O acordo prevê a transferência de dados pessoais dos trabalhadores marroquinos para Portugal e dos dados de empregadores portugueses para Marrocos.
Contactado pela TSF, o Ministério dos Negócios Estrangeiros apenas diz que "as negociações prosseguem tendo em vista a conclusão do acordo".
"É o modelo espanhol"
Raúl Braga Pires, investigador do mundo árabe que durante vários anos deu aulas em Marrocos, reage dizendo que aquilo que está descrito no acordo revela que Portugal pretende seguir o modelo espanhol de recrutamento de trabalhadores marroquinos.
Um modelo que, como defende, tem mitigado a imigração ilegal para Espanha, mas, como é evidente, está muito longe de resolver o problema como se vê pelos milhares que continuam a chegar ilegalmente às costas espanholas.

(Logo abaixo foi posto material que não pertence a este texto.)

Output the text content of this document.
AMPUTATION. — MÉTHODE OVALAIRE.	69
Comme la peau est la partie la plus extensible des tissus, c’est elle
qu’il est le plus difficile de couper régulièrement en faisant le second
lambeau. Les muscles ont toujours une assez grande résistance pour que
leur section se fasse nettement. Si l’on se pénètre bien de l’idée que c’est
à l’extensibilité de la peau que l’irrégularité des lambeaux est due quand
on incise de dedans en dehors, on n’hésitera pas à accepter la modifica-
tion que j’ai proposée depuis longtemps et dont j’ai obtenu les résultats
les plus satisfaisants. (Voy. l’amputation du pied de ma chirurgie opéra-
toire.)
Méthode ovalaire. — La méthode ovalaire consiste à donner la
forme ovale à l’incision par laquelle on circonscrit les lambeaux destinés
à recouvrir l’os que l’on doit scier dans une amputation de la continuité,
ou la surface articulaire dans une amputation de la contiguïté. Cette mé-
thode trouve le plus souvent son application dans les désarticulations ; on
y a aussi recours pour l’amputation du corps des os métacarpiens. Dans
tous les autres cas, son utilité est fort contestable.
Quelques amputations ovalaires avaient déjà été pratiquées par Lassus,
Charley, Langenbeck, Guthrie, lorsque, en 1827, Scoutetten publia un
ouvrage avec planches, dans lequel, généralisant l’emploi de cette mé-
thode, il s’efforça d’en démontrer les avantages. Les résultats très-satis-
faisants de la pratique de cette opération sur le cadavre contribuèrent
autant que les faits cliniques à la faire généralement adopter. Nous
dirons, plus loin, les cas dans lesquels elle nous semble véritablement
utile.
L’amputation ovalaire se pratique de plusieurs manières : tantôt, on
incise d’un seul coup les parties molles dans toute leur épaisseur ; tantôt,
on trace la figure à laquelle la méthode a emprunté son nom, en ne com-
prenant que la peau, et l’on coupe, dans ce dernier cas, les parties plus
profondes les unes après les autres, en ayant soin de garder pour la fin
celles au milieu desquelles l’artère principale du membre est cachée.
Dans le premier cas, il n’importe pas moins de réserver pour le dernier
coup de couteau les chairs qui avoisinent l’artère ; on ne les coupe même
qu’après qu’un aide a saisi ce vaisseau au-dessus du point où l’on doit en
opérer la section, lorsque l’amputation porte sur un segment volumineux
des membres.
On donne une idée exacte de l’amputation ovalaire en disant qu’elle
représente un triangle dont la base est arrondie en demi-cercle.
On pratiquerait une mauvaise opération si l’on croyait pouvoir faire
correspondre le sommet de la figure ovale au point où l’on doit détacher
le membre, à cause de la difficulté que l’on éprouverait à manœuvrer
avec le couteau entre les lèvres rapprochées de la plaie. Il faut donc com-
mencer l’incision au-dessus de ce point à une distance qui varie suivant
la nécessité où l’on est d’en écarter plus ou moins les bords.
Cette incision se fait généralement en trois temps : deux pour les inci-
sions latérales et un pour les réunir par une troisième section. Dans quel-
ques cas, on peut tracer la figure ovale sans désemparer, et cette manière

Raúl Braga Pires acrescenta que tem dúvidas que os empresários portugueses se interessem pelas fracas qualificações da maioria dos marroquinos que pretendem migrar para a Europa, acrescentando que os próprios marroquinos olham para Portugal sobretudo como uma porta de entrada para a União Europeia com o objetivo de chegarem a países com melhores ordenados e onde têm muitos familiares - Espanha, França, Holanda ou Bélgica.
O presidente da Associação Solidariedade Imigrante, Timóteo Macedo, está convencido que este acordo surge apenas como uma "fuga para a frente" do Governo português para mostrar que está a fazer alguma coisa depois das primeiras notícias de uma nova rota de migração ilegal para o Algarve.
O representante da associação que ajuda muitos imigrantes sem documentos sublinha que há centenas ou milhares de estrangeiros já hoje em Portugal à espera da legalização, não sendo preciso ir buscar mais trabalhadores a Marrocos.
Para Timóteo Macedo todos os acordos deste tipo feitos no passado falharam e não será este entre Portugal e Marrocos que terá um destino diferente.